Quelqu’un devait se montrer poli envers lady Lundie, et c’est moi qui ai été sacrifié.
Elle releva ce dernier mot.
– Ne vous sacrifiez pas, dit-elle. Excusez-vous et dites que vous êtes obligé de retourner chez votre frère.
– Pourquoi ?
– Parce que nous devons quitter tous deux cette maison aujourd’hui même.
Il avait à faire une double objection : s’il ne restait pas chez lady Lundie, il échouerait dans la demande d’argent qu’il comptait faire à son frère ; s’il partait avec Anne, cette double fuite n’échapperait pas aux yeux du monde, et de méchants propos pourraient parvenir aux oreilles de son père.
– Si nous partons ensemble, dit-il, adieu à mes espérances d’avenir et aux vôtres.
– Je n’entends pas que nous partions ensemble, répliqua-t-elle, nous partirons au contraire séparément… et c’est moi qui m’en irai la première.
– Bon ! ce sera un joli haro sur vous, quand on s’apercevra de votre disparition.
– On doit danser après la partie de croquet terminée. Je ne danse pas, on ne s’apercevra donc pas de mon absence. J’aurai tout le temps et toutes les facilités pour regagner ma chambre. Je laisserai une lettre pour Lady Lundie et une lettre
(là, sa voix devint tremblante) et une lettre pour Blanche. Ne m’interrompez pas. J’ai pensé à tout. L’aveu que je ferai sera la vérité dans quelques heures si ce n’est pas la vérité dès à présent. Mes lettres diront que je suis secrètement mariée et appelée à l’improviste à aller rejoindre mon mari. Il y aura un grand scandale dans la maison, je le sais. Mais pas le moindre prétexte pour faire courir après moi, puisque je serai sous la protection de mon mari. Pour vous, rien à craindre. Votre secret ne peut être découvert et rien n’est plus facile que de détourner tout soupçon.

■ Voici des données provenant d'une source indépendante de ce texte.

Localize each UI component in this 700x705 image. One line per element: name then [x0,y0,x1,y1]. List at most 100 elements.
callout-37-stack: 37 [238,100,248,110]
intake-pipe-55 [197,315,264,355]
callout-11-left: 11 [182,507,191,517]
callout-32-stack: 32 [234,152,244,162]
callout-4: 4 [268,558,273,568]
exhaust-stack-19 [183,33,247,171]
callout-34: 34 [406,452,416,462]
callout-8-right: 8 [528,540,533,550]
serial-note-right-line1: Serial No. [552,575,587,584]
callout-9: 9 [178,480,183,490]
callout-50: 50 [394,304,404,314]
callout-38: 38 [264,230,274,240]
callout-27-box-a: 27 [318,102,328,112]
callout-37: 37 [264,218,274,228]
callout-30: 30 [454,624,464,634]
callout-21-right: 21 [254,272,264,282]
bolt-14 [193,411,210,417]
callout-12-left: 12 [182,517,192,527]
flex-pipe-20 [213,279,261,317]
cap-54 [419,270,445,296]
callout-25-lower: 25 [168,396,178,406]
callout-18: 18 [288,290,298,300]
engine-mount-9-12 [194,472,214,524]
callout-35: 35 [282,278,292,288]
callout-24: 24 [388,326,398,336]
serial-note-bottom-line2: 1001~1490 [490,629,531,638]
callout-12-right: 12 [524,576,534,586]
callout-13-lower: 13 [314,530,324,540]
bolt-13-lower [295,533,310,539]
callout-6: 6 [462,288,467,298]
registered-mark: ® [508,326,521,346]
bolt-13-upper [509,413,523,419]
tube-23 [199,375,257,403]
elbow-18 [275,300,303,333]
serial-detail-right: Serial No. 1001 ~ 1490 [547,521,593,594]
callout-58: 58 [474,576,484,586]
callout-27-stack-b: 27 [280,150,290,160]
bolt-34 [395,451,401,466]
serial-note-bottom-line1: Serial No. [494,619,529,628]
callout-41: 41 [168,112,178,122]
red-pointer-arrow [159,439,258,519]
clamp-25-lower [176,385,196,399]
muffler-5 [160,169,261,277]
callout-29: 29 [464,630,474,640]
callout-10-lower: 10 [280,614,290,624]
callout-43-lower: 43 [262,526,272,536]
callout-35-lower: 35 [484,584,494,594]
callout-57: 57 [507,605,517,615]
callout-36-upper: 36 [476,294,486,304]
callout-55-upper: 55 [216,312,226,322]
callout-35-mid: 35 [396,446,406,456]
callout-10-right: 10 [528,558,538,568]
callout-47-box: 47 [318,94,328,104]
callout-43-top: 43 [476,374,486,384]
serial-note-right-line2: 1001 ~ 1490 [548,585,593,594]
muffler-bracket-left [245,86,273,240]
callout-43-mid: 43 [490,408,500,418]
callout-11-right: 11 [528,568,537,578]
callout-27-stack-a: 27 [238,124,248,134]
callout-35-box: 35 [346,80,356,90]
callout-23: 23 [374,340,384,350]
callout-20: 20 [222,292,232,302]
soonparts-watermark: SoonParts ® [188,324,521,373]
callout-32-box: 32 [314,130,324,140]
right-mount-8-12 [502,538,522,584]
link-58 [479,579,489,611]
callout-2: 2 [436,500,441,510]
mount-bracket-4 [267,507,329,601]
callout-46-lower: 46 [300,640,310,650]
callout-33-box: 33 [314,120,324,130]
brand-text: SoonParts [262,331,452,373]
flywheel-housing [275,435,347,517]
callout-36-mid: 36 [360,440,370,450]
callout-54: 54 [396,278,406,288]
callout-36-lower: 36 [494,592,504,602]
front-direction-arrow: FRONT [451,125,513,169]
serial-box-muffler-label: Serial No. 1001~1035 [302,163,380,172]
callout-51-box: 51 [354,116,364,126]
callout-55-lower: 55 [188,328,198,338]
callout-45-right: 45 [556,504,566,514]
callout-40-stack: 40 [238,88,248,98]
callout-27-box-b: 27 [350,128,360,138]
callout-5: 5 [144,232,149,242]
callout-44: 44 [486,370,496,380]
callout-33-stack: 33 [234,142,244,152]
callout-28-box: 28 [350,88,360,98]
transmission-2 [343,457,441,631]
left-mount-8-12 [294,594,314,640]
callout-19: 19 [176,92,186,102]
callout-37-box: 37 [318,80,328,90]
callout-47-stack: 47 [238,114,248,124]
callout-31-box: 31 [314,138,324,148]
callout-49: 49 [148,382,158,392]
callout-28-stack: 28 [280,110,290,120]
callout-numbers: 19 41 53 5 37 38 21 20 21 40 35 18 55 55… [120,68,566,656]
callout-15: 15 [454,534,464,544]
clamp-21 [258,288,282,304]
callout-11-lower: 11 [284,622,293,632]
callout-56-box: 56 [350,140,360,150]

Restez ici une heure seulement après mon départ, vous sauverez les apparences, et puis vous viendrez me rejoindre.
– Vous rejoindre ! fit Geoffrey. Où ?…
Elle rapprocha sa chaise et murmura à son oreille :
– Dans une petite auberge de la montagne, à 4 milles d’ici.
– Une auberge !
– Pourquoi non ?
– Une auberge est un lieu public.
Un mouvement d’impatience échappa encore à miss Sylvestre. Mais elle se contint.
– Le lieu dont je veux parler est le plus solitaire de tout le voisinage. Vous n’avez pas à y craindre les regards curieux. Je l’ai choisi précisément pour cette raison. Il est loin du chemin de fer, il est loin de la grande route, la maison est tenue par une honnête et respectable Écossaise.
– Les honnêtes et respectables Écossaises qui tiennent des auberges, fit observer Geoffrey, ne s’accommodent pas des jeunes dames voyageant seules… Elle ne vous recevra pas.
L’objection était bien trouvée, mais manqua le but. Une femme qui travaille pour arriver à un tel mariage est préparée à toutes les objections ; son désir suffit à les réfuter toutes.
– Puisque j’ai tout prévu, dit-elle, j’ai aussi prévu cela. Je dirai à la maîtresse de l’auberge que je fais un voyage de noces, que mon mari fait une excursion dans les montagnes voisines et vient à pied.
– Et est-il sûr qu’elle le croie ? dit Geoffrey.
– Elle le croira, si vous le voulez. Ne vous inquiétez pas de ce détail. Vous n’avez qu’à arriver et à demander votre femme : la vérité de mon histoire sera confirmée ! Elle peut se montrer la femme la plus soupçonneuse du monde, mais dès l’instant où l’on vous verra, vous ferez évanouir tous ses soupçons. Laissez-moi jouer mon rôle, qui est le plus difficile. Consentirez-vous à jouer le vôtre ?
Il était impossible de dire non. Elle avait habilement enlevé tout terrain solide sous les pieds de Geoffrey, qui cherchait vainement un point de résistance. Il ne lui restait plus qu’à dire oui.
– Je suppose que vous savez comment nous pourrons être mariés ? demanda-t-il ; quant à moi, je n’en sais rien.
– Vous le savez à merveille ! répliqua-t-elle. Vous savez que nous sommes en Écosse, et qu’il n’y a ici ni formalités, ni cérémonies, ni délais pour les mariages. Le plan que je vous ai proposé assure ma réception à l’auberge et rend facile et tout naturel que vous veniez m’y rejoindre quelque temps après. Le reste dépend de vous.